“Buddy’s friend from Chicago returns an alcoholic.” (picture standing: Meredith Baxter-Birney, Gary Frank, Sada Thompson. seated: James Broderick, Kristy McNichol.)
Decades TV! Thank you! On the weekends they pick an old series and run it 24/7. Luckily it was one of my favorites. Aside from my inherent love of Kristy McNichol, the series was soooooooo well crafted. Dad Doug Lawrence was the prosperous lawyer, Willie was the activist musician son. Mom Kate was the anchor that kept the family safe in stormy seas. Eldest daughter Nancy was the sometimes stable/sometimes brat of the family. Youngest daughter ‘Buddy’ was in a way who the show was centered around? Although not really?
Its hard to explain, but this skinny Tom-boy was really big in the latter part of the 70’s. She was everywhere! Magazine covers, movies, TV Specials, Battle of the Network Stars, posters, it was phenomenal. James Broderick and Sada Thompson really set the tone for the show. Calm, steady, anchored parental figures. Kind of the next step My Three Sons, but with personalities. A show where people wore slippers and robes at bedtime. Had a dining room. The furnishings of the house were all things you would see in an upscale consignment shop today. Meredith Baxter was a sleeper. In the early part of the 70’s she starred in ‘Bridget Loves Birney‘, then family, then Family Ties in the early to mid 80’s. Gary Frank was quintessential 70’s, Love Boat and a bunch of other shows.
But the episode from the title: Childhood’s End – Buddy’s childhood friend is moving back and the reaquainting process is a bumpy road! Her friend Laura is a teenage alcoholic! It works out in 59 minutes, but it was nip and tuck for awhile there! I tell you what. The show had various characters come and go over 5 seasons, it was quite nice. But all that wasn’t what made it special, it was something else. Something indefinable. People did the right thing on that show. They were concerned about other people. They were responsible. They weren’t pointless smartasses. They weren’t mean. They wanted to study hard and get good grades, not to step on people climbing the corporate ladder, but because it was the right thing to do.

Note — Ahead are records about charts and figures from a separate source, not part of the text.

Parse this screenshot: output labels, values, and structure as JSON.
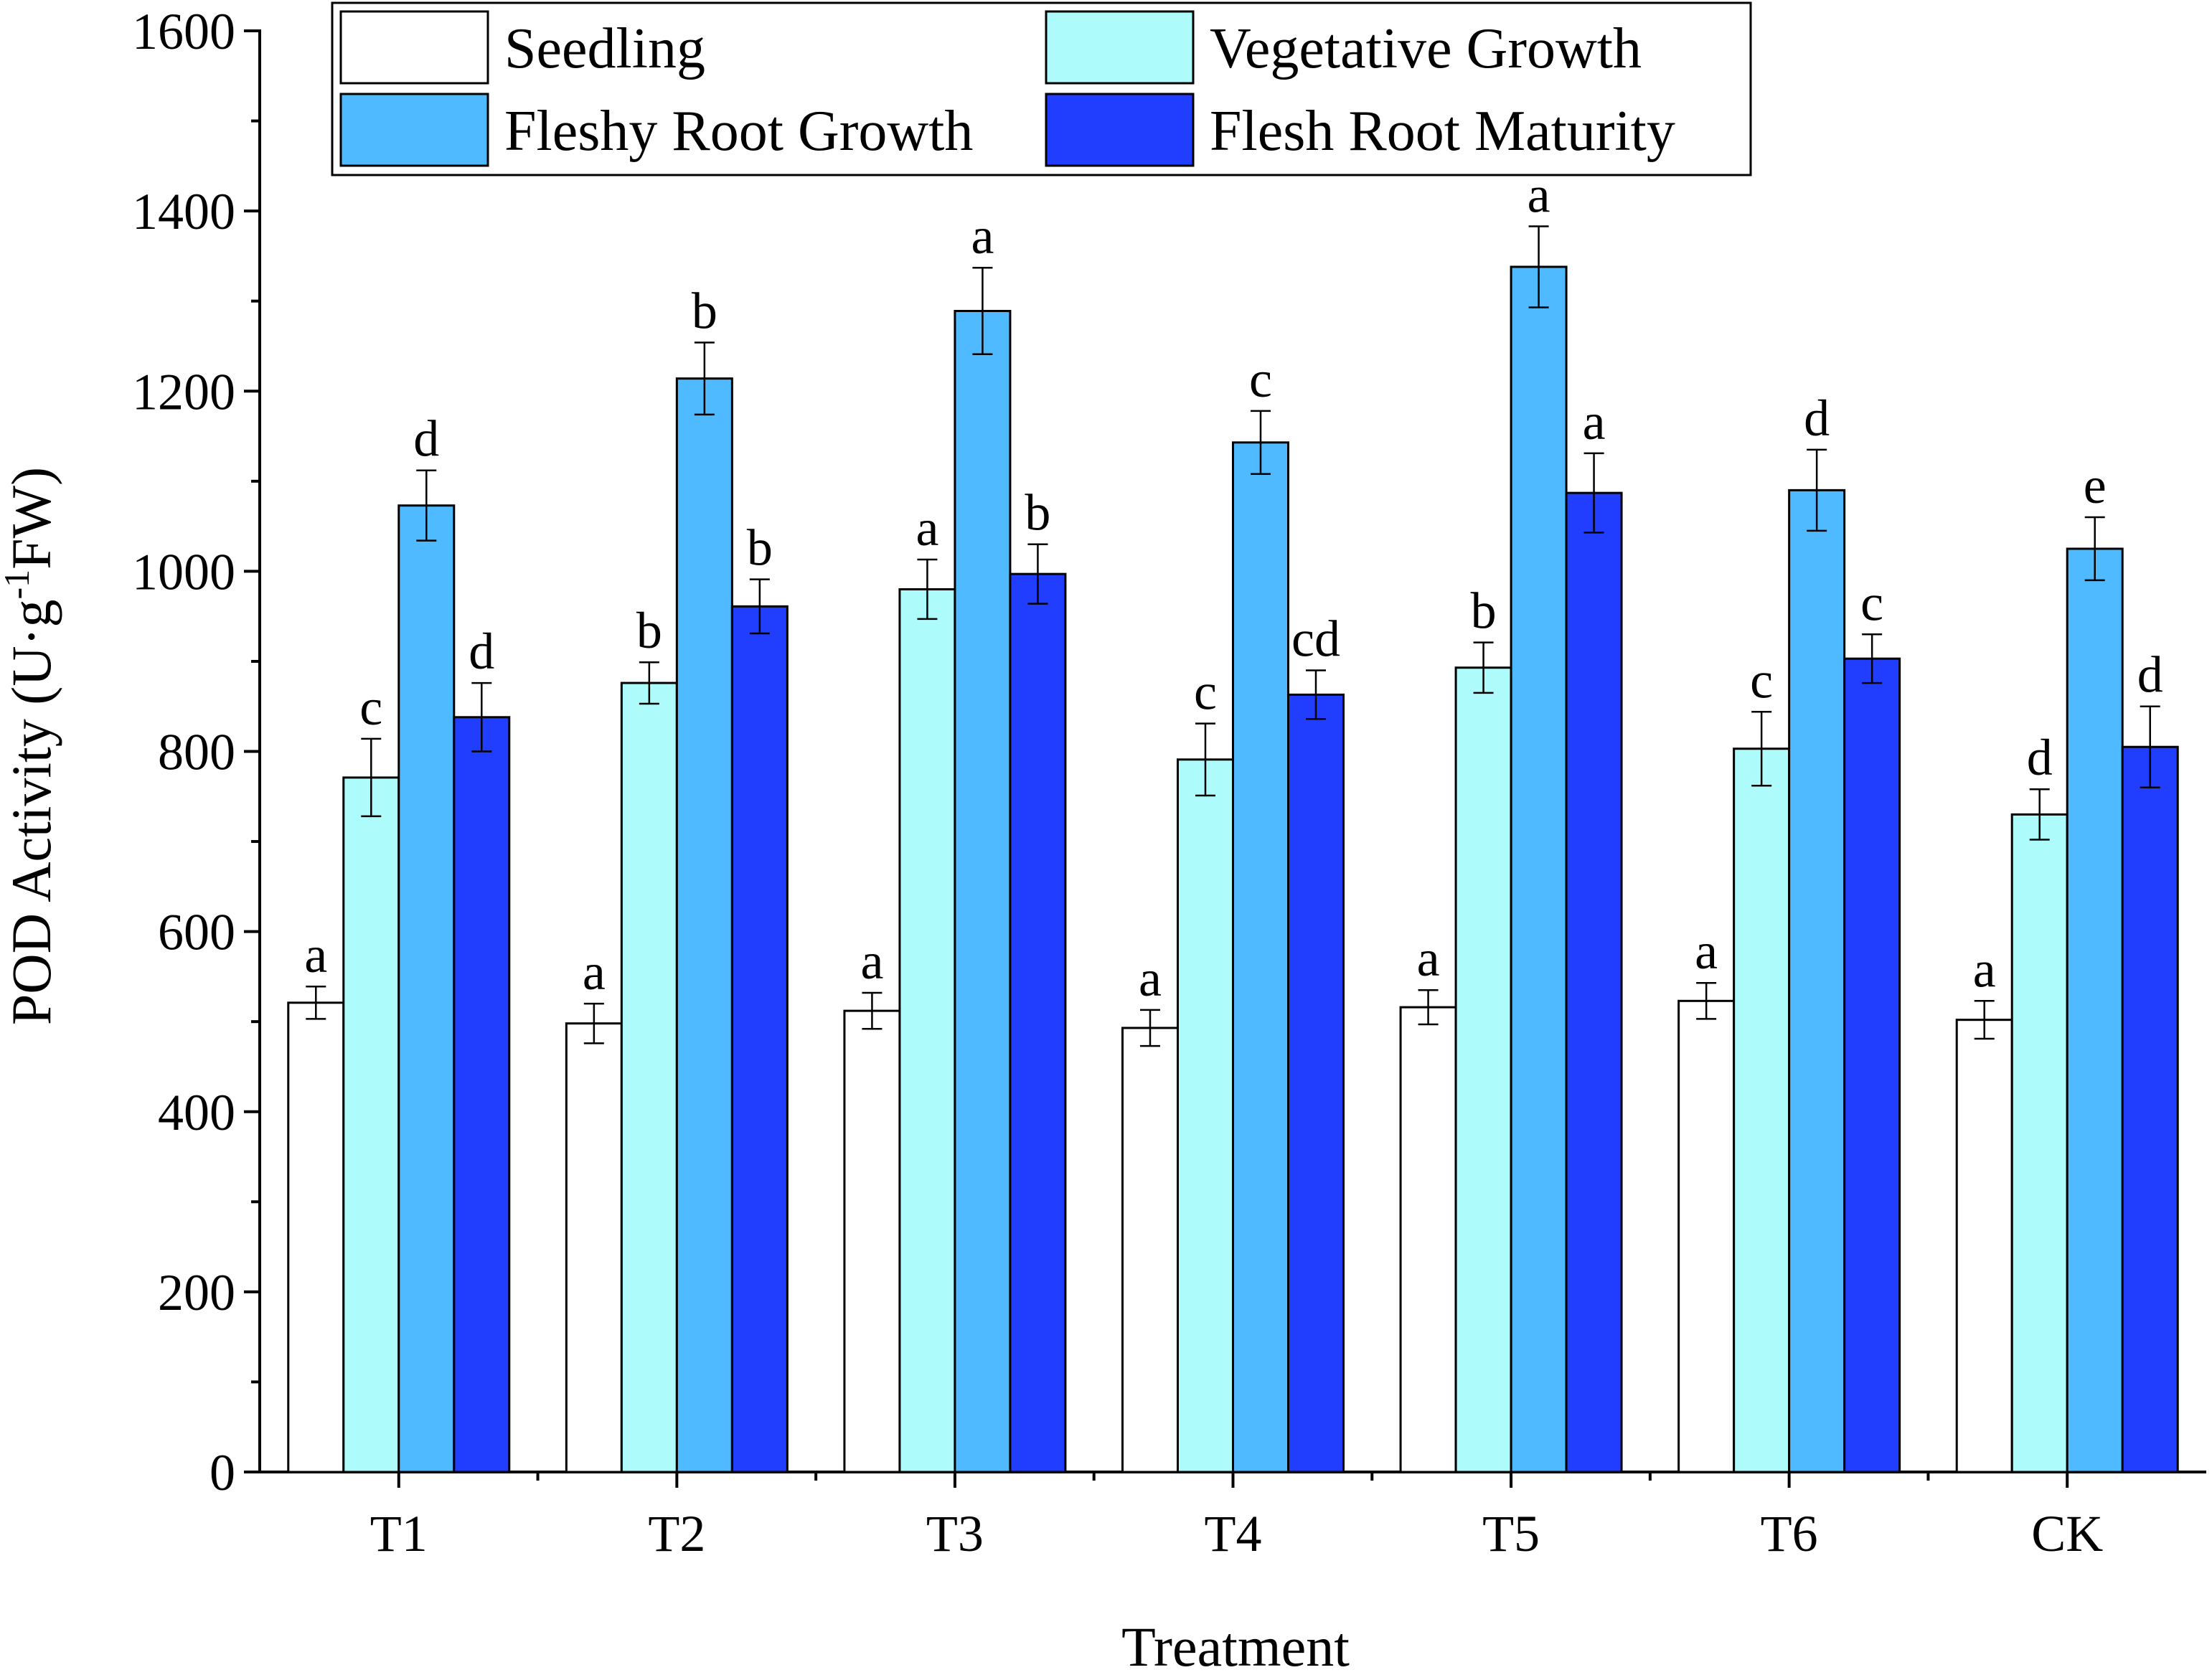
{
  "chart_data": {
    "type": "bar",
    "title": "",
    "xlabel": "Treatment",
    "ylabel": "POD Activity (U·g",
    "ylabel_superscript": "-1",
    "ylabel_tail": "FW)",
    "ylim": [
      0,
      1600
    ],
    "yticks": [
      0,
      200,
      400,
      600,
      800,
      1000,
      1200,
      1400,
      1600
    ],
    "categories": [
      "T1",
      "T2",
      "T3",
      "T4",
      "T5",
      "T6",
      "CK"
    ],
    "legend_position": "top",
    "series": [
      {
        "name": "Seedling",
        "color": "#ffffff",
        "values": [
          521,
          498,
          512,
          493,
          516,
          523,
          502
        ],
        "errors": [
          18,
          22,
          20,
          20,
          19,
          20,
          21
        ],
        "letters": [
          "a",
          "a",
          "a",
          "a",
          "a",
          "a",
          "a"
        ]
      },
      {
        "name": "Vegetative Growth",
        "color": "#aefbfb",
        "values": [
          771,
          876,
          980,
          791,
          893,
          803,
          730
        ],
        "errors": [
          43,
          23,
          33,
          40,
          28,
          41,
          28
        ],
        "letters": [
          "c",
          "b",
          "a",
          "c",
          "b",
          "c",
          "d"
        ]
      },
      {
        "name": "Fleshy Root Growth",
        "color": "#4fbaff",
        "values": [
          1073,
          1214,
          1289,
          1143,
          1338,
          1090,
          1025
        ],
        "errors": [
          39,
          40,
          48,
          35,
          45,
          45,
          35
        ],
        "letters": [
          "d",
          "b",
          "a",
          "c",
          "a",
          "d",
          "e"
        ]
      },
      {
        "name": "Flesh Root Maturity",
        "color": "#213eff",
        "values": [
          838,
          961,
          997,
          863,
          1087,
          903,
          805
        ],
        "errors": [
          38,
          30,
          33,
          27,
          44,
          27,
          45
        ],
        "letters": [
          "d",
          "b",
          "b",
          "cd",
          "a",
          "c",
          "d"
        ]
      }
    ]
  }
}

family (the lowercase is on purpose) might not have been the last gasp of decent family shows, but it was close. It was definitely not a “sit-com”, but a continuing night time drama? What Leave it to Beaver would have looked like nearly 20 years later? It was special. I included the IMDB link to it above. Maybe someone knowledgeable could tell from the producers or the production company why it was such a class act. I don’t know why it was, I just know that it was.
You know I got to thinking about this later, and I think I stumbled upon something. ABC in that period of the 70’s was the epitome of low-brow trash TV (the good stuff). Starsky & Hutch, Charlie’s Angels, Happy Days, Laverne & Shirley. I think it was the network’s attempt to say, “See! We can do good stuff too!” I wonder.

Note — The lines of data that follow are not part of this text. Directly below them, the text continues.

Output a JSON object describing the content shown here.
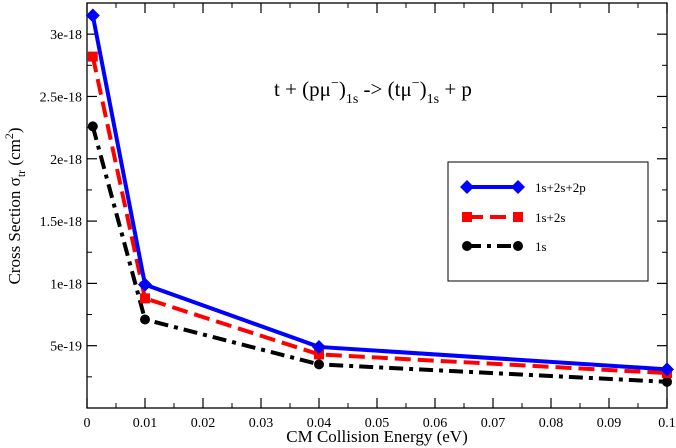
{
  "chart_data": {
    "type": "line",
    "title": "",
    "xlabel": "CM Collision Energy (eV)",
    "ylabel": {
      "main": "Cross Section σ",
      "sub": "tr",
      "unit_open": " (cm",
      "unit_sup": "2",
      "unit_close": ")"
    },
    "xlim": [
      0,
      0.1
    ],
    "ylim": [
      0,
      3.25e-18
    ],
    "xticks": [
      {
        "value": 0,
        "label": "0"
      },
      {
        "value": 0.01,
        "label": "0.01"
      },
      {
        "value": 0.02,
        "label": "0.02"
      },
      {
        "value": 0.03,
        "label": "0.03"
      },
      {
        "value": 0.04,
        "label": "0.04"
      },
      {
        "value": 0.05,
        "label": "0.05"
      },
      {
        "value": 0.06,
        "label": "0.06"
      },
      {
        "value": 0.07,
        "label": "0.07"
      },
      {
        "value": 0.08,
        "label": "0.08"
      },
      {
        "value": 0.09,
        "label": "0.09"
      },
      {
        "value": 0.1,
        "label": "0.1"
      }
    ],
    "yticks": [
      {
        "value": 5e-19,
        "label": "5e-19"
      },
      {
        "value": 1e-18,
        "label": "1e-18"
      },
      {
        "value": 1.5e-18,
        "label": "1.5e-18"
      },
      {
        "value": 2e-18,
        "label": "2e-18"
      },
      {
        "value": 2.5e-18,
        "label": "2.5e-18"
      },
      {
        "value": 3e-18,
        "label": "3e-18"
      }
    ],
    "x": [
      0.001,
      0.01,
      0.04,
      0.1
    ],
    "series": [
      {
        "name": "1s+2s+2p",
        "values": [
          3.15e-18,
          9.9e-19,
          4.9e-19,
          3.1e-19
        ],
        "color": "#0000ff",
        "dash": "solid",
        "marker": "diamond"
      },
      {
        "name": "1s+2s",
        "values": [
          2.82e-18,
          8.8e-19,
          4.3e-19,
          2.8e-19
        ],
        "color": "#ff0000",
        "dash": "dashed",
        "marker": "square"
      },
      {
        "name": "1s",
        "values": [
          2.26e-18,
          7.1e-19,
          3.5e-19,
          2.1e-19
        ],
        "color": "#000000",
        "dash": "dashdot",
        "marker": "circle"
      }
    ],
    "legend_position": "center-right",
    "grid": false,
    "annotation": {
      "a1": "t + (pμ",
      "a2": "−",
      "a3": ")",
      "a4": "1s",
      "a5": " -> (tμ",
      "a6": "−",
      "a7": ")",
      "a8": "1s",
      "a9": " + p"
    }
  }
}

“The trials and tribulations, joyous occasions and heartbreaking moments of the Lawrence family: lawyer father Doug, housewife Kate, married (and quickly divorced) daughter Nancy, teenage son Willie and just-hitting-puberty daughter Buddy. In this critically acclaimed series, we watched various Lawrences fight, fall in love, become ill, graduate school, begin new jobs and, most of all, love each other.” – Marty McKee
In 1988, a reunion movie was planned, and the cast, with the exception of the late James Broderick, agreed to reunite for the project. The writer’s strike would have the project be placed on hold, and then later dropped from production. – IMDB
“I remember ‘Family’ as a very well acted show about chronically upset, depressed people. It was full of angst. Thirtysomething had the same producers so that should tell you something. Kristy McNichol was quite good as Buddy. I wish she would do more acting.” – IMDB
It ran from 1976 to 1980.




Wow! I had forgotten all about this show! Thanks for the reminder!
I keep beating that poor dead horse, but I don’t see anything on modern TV like it. Thanks for visiting.